Up to $300bn, often in cash or gold taken from the state vaults and packed into suitcases, made its way out of Russia in the first decade after the demise of the Soviet Union. Switzerland, the City of London and Wall Street all received their fair share of this windfall.

But the most visible Russian presence was to be found in and around the Middle East. Dubai and Israel were both cherished, the former for commercial reasons, the latter on cultural grounds. In relative terms, however, Cyprus was by far the most popular. It had everything the Moscow elite loved - Mediterranean sun, tax-haven status and a deeply incurious police force. The attraction of Cyprus's Eastern Orthodox culture was also important. Most Russians were welcomed with open arms by Cypriots as co-confessionals and generous investors.
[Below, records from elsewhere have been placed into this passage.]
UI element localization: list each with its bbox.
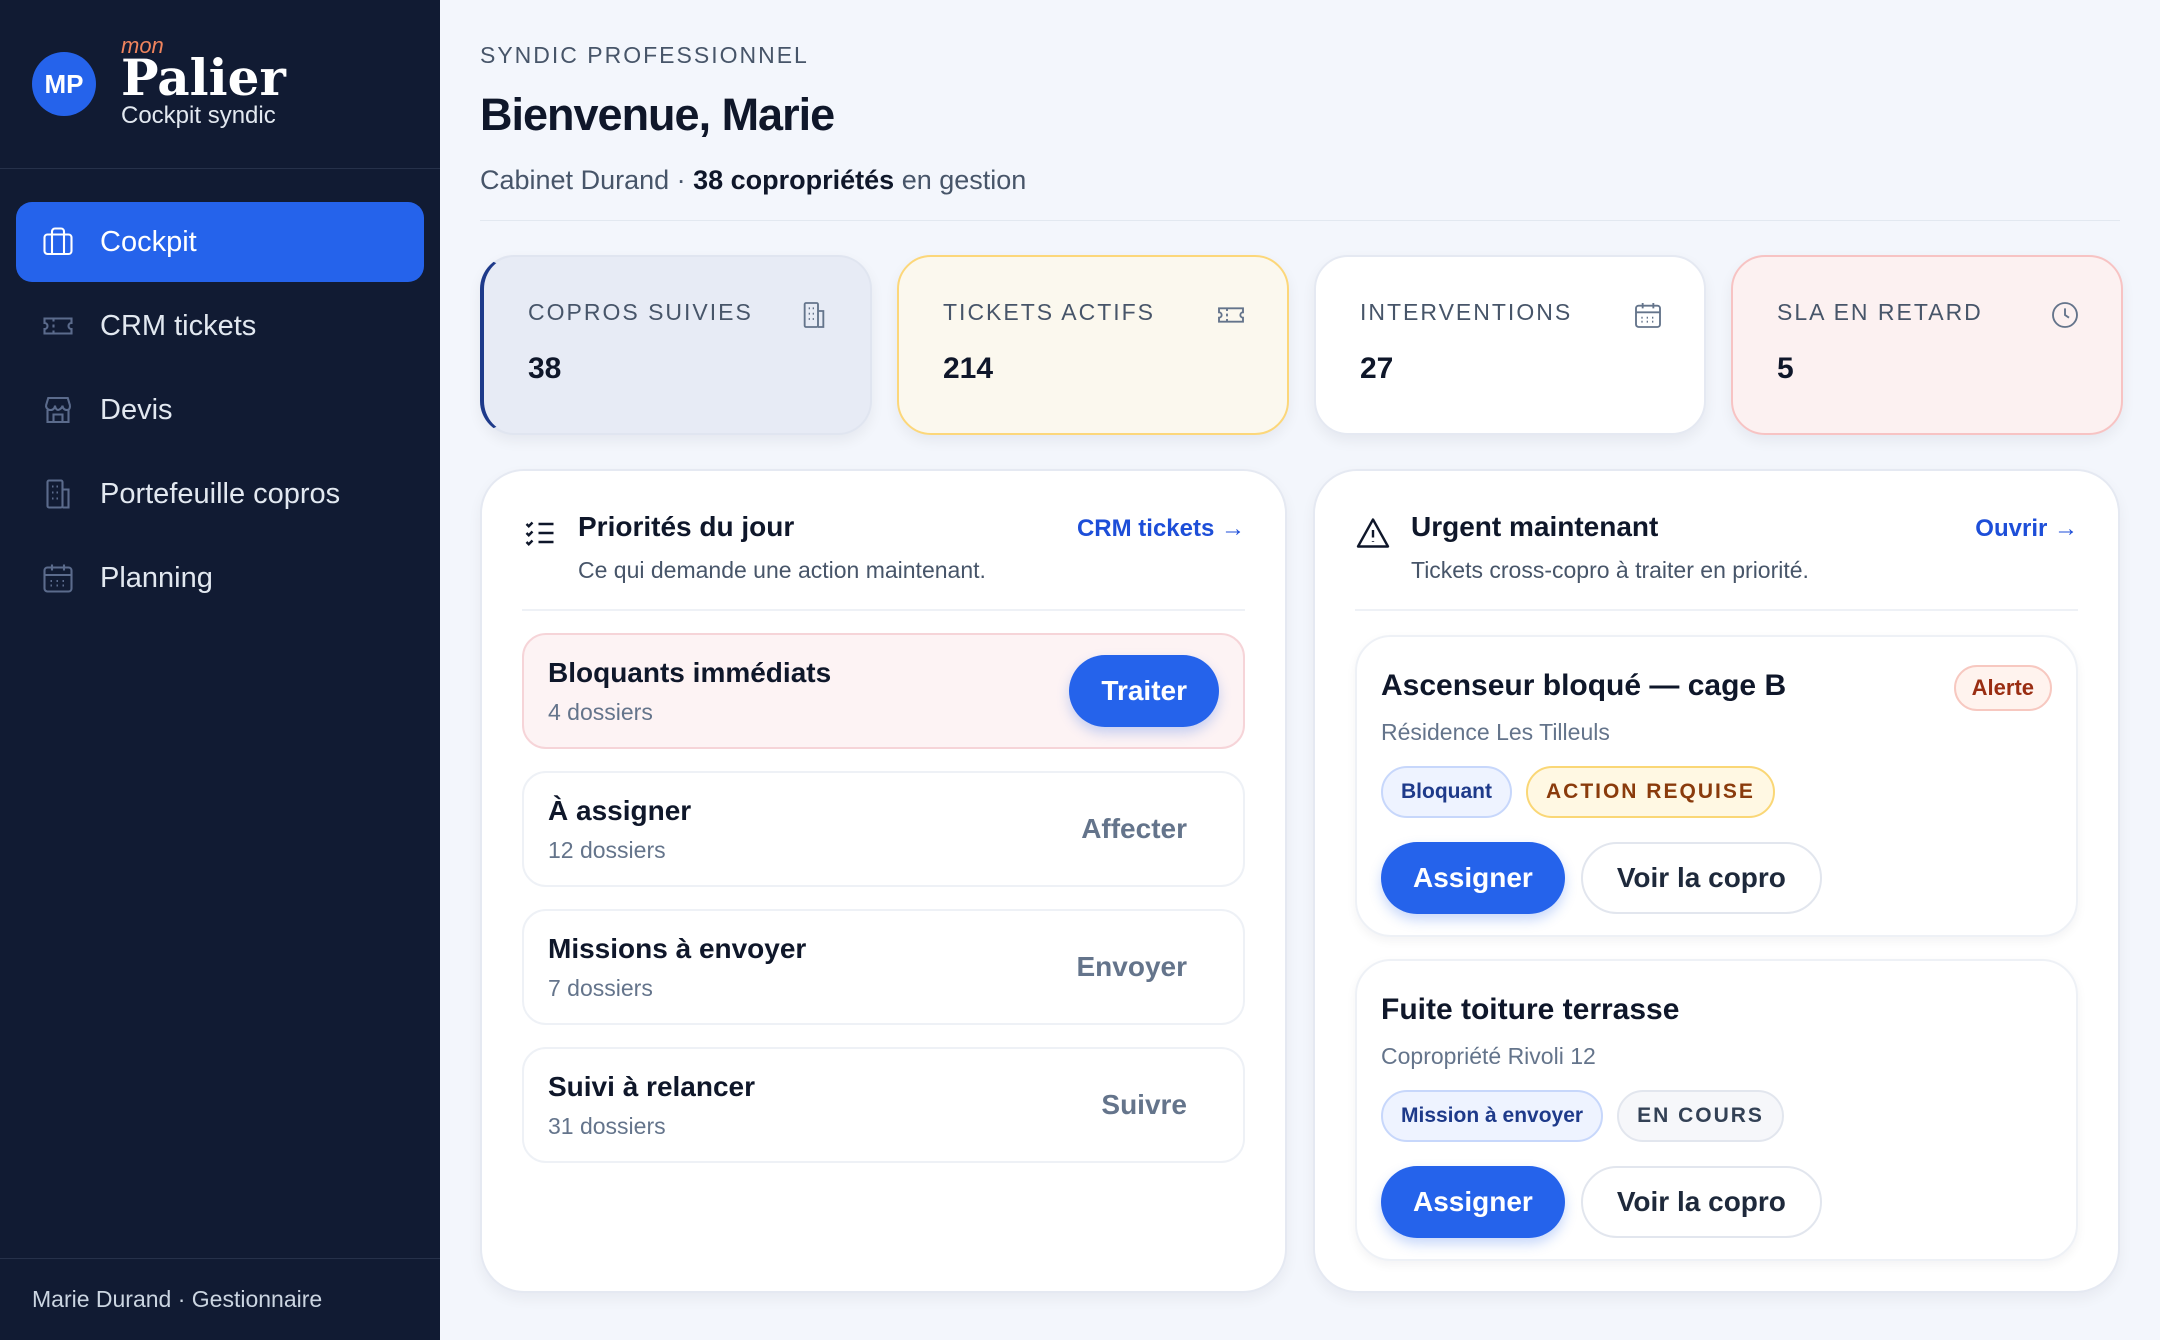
sidebar-item-label: Cockpit — [100, 225, 197, 258]
building-icon — [803, 302, 825, 328]
priority-title: À assigner — [548, 794, 692, 826]
sidebar: MP mon Palier Cockpit syndic Cockpit CRM… — [0, 0, 440, 1340]
status-tag: ACTION REQUISE — [1525, 766, 1775, 818]
sidebar-item-planning[interactable]: Planning — [16, 538, 424, 618]
stat-card-copros[interactable]: COPROS SUIVIES 38 — [480, 255, 872, 435]
suivre-button[interactable]: Suivre — [1101, 1089, 1219, 1121]
stat-value: 214 — [943, 352, 994, 385]
ticket-actions: Assigner Voir la copro — [1381, 842, 2052, 914]
priority-row: À assigner 12 dossiers Affecter — [522, 771, 1245, 887]
status-tag: EN COURS — [1617, 1090, 1784, 1142]
sidebar-item-cockpit[interactable]: Cockpit — [16, 202, 424, 282]
panel-title: Urgent maintenant — [1411, 511, 1659, 542]
traiter-button[interactable]: Traiter — [1069, 655, 1219, 727]
ticket-tags: Mission à envoyer EN COURS — [1381, 1090, 2052, 1142]
sidebar-item-devis[interactable]: Devis — [16, 370, 424, 450]
stat-card-sla[interactable]: SLA EN RETARD 5 — [1731, 255, 2123, 435]
ticket-residence: Résidence Les Tilleuls — [1381, 719, 1610, 745]
panel-subtitle: Ce qui demande une action maintenant. — [578, 557, 986, 583]
status-tag: Mission à envoyer — [1381, 1090, 1604, 1142]
panels-row: Priorités du jour Ce qui demande une act… — [480, 469, 2123, 1293]
stat-label: INTERVENTIONS — [1360, 299, 1573, 325]
calendar-icon — [40, 560, 76, 596]
priority-row: Bloquants immédiats 4 dossiers Traiter — [522, 633, 1245, 749]
brand: MP mon Palier Cockpit syndic — [0, 0, 440, 169]
priority-count: 31 dossiers — [548, 1112, 666, 1139]
ouvrir-link[interactable]: Ouvrir → — [1975, 515, 2078, 543]
panel-subtitle: Tickets cross-copro à traiter en priorit… — [1411, 557, 1809, 583]
briefcase-icon — [40, 224, 76, 260]
alert-badge: Alerte — [1953, 665, 2052, 711]
stat-label: COPROS SUIVIES — [528, 299, 753, 325]
stat-label: TICKETS ACTIFS — [943, 299, 1156, 325]
priority-title: Missions à envoyer — [548, 932, 807, 964]
divider — [480, 220, 2120, 221]
priority-count: 12 dossiers — [548, 836, 666, 863]
store-icon — [40, 392, 76, 428]
priority-count: 7 dossiers — [548, 974, 653, 1001]
stat-value: 5 — [1777, 352, 1794, 385]
sidebar-item-label: CRM tickets — [100, 309, 257, 342]
stat-value: 38 — [528, 352, 562, 385]
brand-name: Palier — [121, 48, 286, 107]
user-footer: Marie Durand · Gestionnaire — [0, 1258, 440, 1340]
stat-card-tickets[interactable]: TICKETS ACTIFS 214 — [897, 255, 1289, 435]
ticket-title: Fuite toiture terrasse — [1381, 993, 1680, 1026]
sidebar-nav: Cockpit CRM tickets Devis Portefeuille c… — [0, 169, 440, 1258]
crm-tickets-link[interactable]: CRM tickets → — [1077, 515, 1245, 543]
ticket-icon — [1218, 307, 1244, 323]
stat-label: SLA EN RETARD — [1777, 299, 1983, 325]
panel-title: Priorités du jour — [578, 511, 795, 542]
page-title: Bienvenue, Marie — [480, 89, 835, 140]
ticket-residence: Copropriété Rivoli 12 — [1381, 1043, 1596, 1069]
priority-row: Missions à envoyer 7 dossiers Envoyer — [522, 909, 1245, 1025]
priority-row: Suivi à relancer 31 dossiers Suivre — [522, 1047, 1245, 1163]
checklist-icon — [525, 521, 554, 546]
brand-prefix: mon — [121, 33, 164, 58]
brand-text: mon Palier Cockpit syndic — [121, 33, 286, 129]
ticket-tags: Bloquant ACTION REQUISE — [1381, 766, 2052, 818]
ticket-actions: Assigner Voir la copro — [1381, 1166, 2052, 1238]
building-icon — [40, 476, 76, 512]
page-eyebrow: SYNDIC PROFESSIONNEL — [480, 42, 809, 68]
clock-icon — [2052, 302, 2078, 328]
subtitle-prefix: Cabinet Durand · — [480, 165, 694, 195]
page-subtitle: Cabinet Durand · 38 copropriétés en gest… — [480, 165, 2123, 196]
voir-copro-button[interactable]: Voir la copro — [1580, 1166, 1822, 1238]
priorities-panel: Priorités du jour Ce qui demande une act… — [480, 469, 1287, 1293]
main-content: SYNDIC PROFESSIONNEL Bienvenue, Marie Ca… — [440, 0, 2160, 1340]
priority-count: 4 dossiers — [548, 698, 653, 725]
subtitle-suffix: en gestion — [894, 165, 1027, 195]
sidebar-item-label: Portefeuille copros — [100, 477, 341, 510]
priority-title: Suivi à relancer — [548, 1070, 756, 1102]
brand-avatar: MP — [32, 52, 96, 116]
ticket-card[interactable]: Fuite toiture terrasse Copropriété Rivol… — [1355, 959, 2078, 1261]
urgent-panel: Urgent maintenant Tickets cross-copro à … — [1313, 469, 2120, 1293]
stat-card-interventions[interactable]: INTERVENTIONS 27 — [1314, 255, 1706, 435]
brand-tagline: Cockpit syndic — [121, 102, 276, 129]
voir-copro-button[interactable]: Voir la copro — [1580, 842, 1822, 914]
status-tag: Bloquant — [1381, 766, 1512, 818]
stat-value: 27 — [1360, 352, 1394, 385]
assigner-button[interactable]: Assigner — [1381, 842, 1565, 914]
ticket-icon — [40, 308, 76, 344]
panel-header: Urgent maintenant Tickets cross-copro à … — [1355, 511, 2078, 611]
subtitle-count: 38 copropriétés — [693, 165, 895, 195]
stats-row: COPROS SUIVIES 38 TICKETS ACTIFS 214 INT… — [480, 255, 2123, 435]
assigner-button[interactable]: Assigner — [1381, 1166, 1565, 1238]
ticket-title: Ascenseur bloqué — cage B — [1381, 669, 1787, 702]
sidebar-item-label: Planning — [100, 561, 213, 594]
affecter-button[interactable]: Affecter — [1081, 813, 1219, 845]
sidebar-item-portefeuille-copros[interactable]: Portefeuille copros — [16, 454, 424, 534]
envoyer-button[interactable]: Envoyer — [1077, 951, 1220, 983]
ticket-card[interactable]: Ascenseur bloqué — cage B Résidence Les … — [1355, 635, 2078, 937]
priority-title: Bloquants immédiats — [548, 656, 832, 688]
sidebar-item-label: Devis — [100, 393, 173, 426]
warning-icon — [1356, 518, 1390, 548]
sidebar-item-crm-tickets[interactable]: CRM tickets — [16, 286, 424, 366]
calendar-icon — [1635, 303, 1661, 328]
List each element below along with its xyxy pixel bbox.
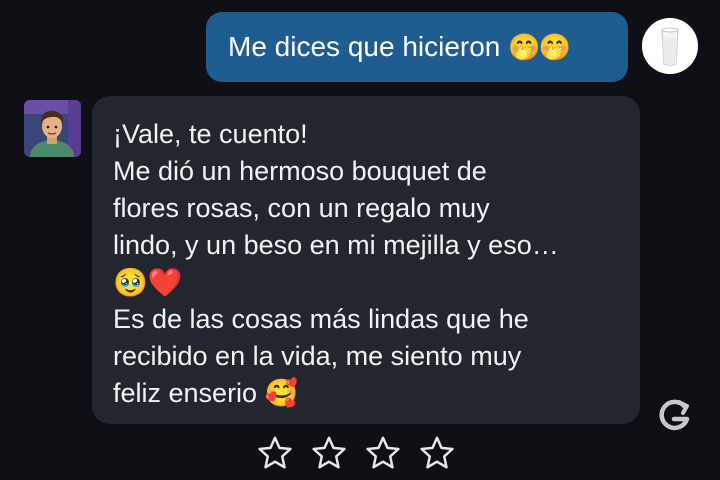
star-icon[interactable] bbox=[418, 434, 456, 472]
bot-message-bubble: ¡Vale, te cuento! Me dió un hermoso bouq… bbox=[92, 96, 640, 424]
bot-message-line: Me dió un hermoso bouquet de bbox=[113, 156, 487, 186]
character-avatar[interactable] bbox=[24, 100, 81, 157]
user-message-emoji: 🤭🤭 bbox=[508, 31, 571, 62]
regenerate-icon[interactable] bbox=[654, 396, 694, 436]
bot-message-line: lindo, y un beso en mi mejilla y eso… bbox=[113, 230, 559, 260]
bot-message-line: ¡Vale, te cuento! bbox=[113, 119, 308, 149]
star-icon[interactable] bbox=[256, 434, 294, 472]
bot-message-line: Es de las cosas más lindas que he bbox=[113, 304, 529, 334]
user-avatar-milk-icon[interactable] bbox=[642, 18, 698, 74]
user-message-text: Me dices que hicieron bbox=[228, 31, 501, 62]
rating-stars bbox=[256, 434, 456, 472]
bot-message-emoji-line: 🥹❤️ bbox=[113, 267, 183, 298]
star-icon[interactable] bbox=[364, 434, 402, 472]
star-icon[interactable] bbox=[310, 434, 348, 472]
bot-message-line: flores rosas, con un regalo muy bbox=[113, 193, 490, 223]
user-message-bubble: Me dices que hicieron 🤭🤭 bbox=[206, 12, 628, 82]
bot-message-line: feliz enserio 🥰 bbox=[113, 378, 299, 408]
bot-message-line: recibido en la vida, me siento muy bbox=[113, 341, 522, 371]
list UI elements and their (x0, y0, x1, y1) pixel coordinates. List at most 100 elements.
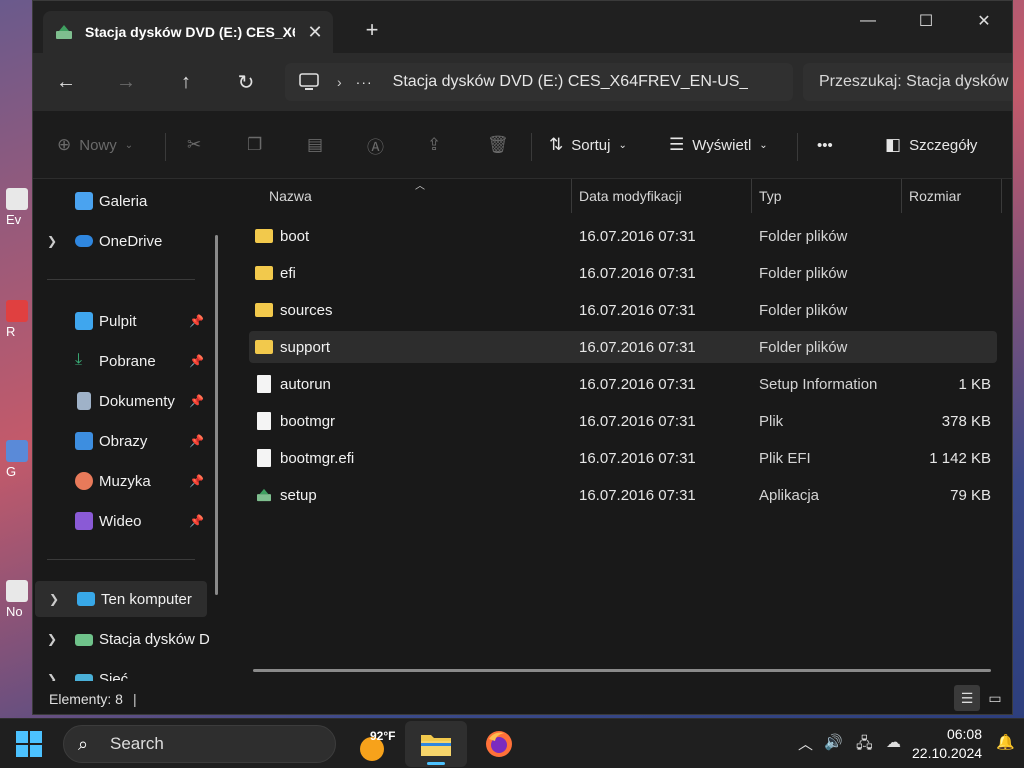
new-tab-button[interactable]: + (359, 17, 385, 43)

Equally important but less well known was a considerable clandestine KGB presence on the island during the cold war. From here, Moscow would monitor events in the Middle East. When the oligarchs and crime syndicates started gutting the Russian economy, the remnants of that intelligence network was vital in turning Cyprus into the world's largest laundry for dubious money.
And he reminds us that the sensational aspects of Cyprus' image shouldn't distract us from some of the real geopolitical implications of Russia's role there:

But while the popular image of Russians in Cyprus is about bling and gangsters, the money from Moscow also plays a strategic role. The discovery of gas reserves in Cypriot waters, combined with civil war in Syria, has implications for Russia's regional policy . Moscow is concerned about the impact of the gas on the markets for its own output. That is why it has floated the idea of exchanging debt for partial control over Cyprus's gas. Likewise, Russia is contemplating losing its strategic foothold in Tartus, Syria's naval base, if the regime of Bashar al-Assad falls.

And, in the long run, these considerations are more important in Moscow's calculations when responding to the current crisis than the lifestyle of its rich and famous on a Mediterranean island.
To sum up the state of play on the Cyprus deal and the continuing euro crisis, let's all give a big "Heck of a job, Angie!" to German Chancellor Angela "Frau Fritz" Merkel.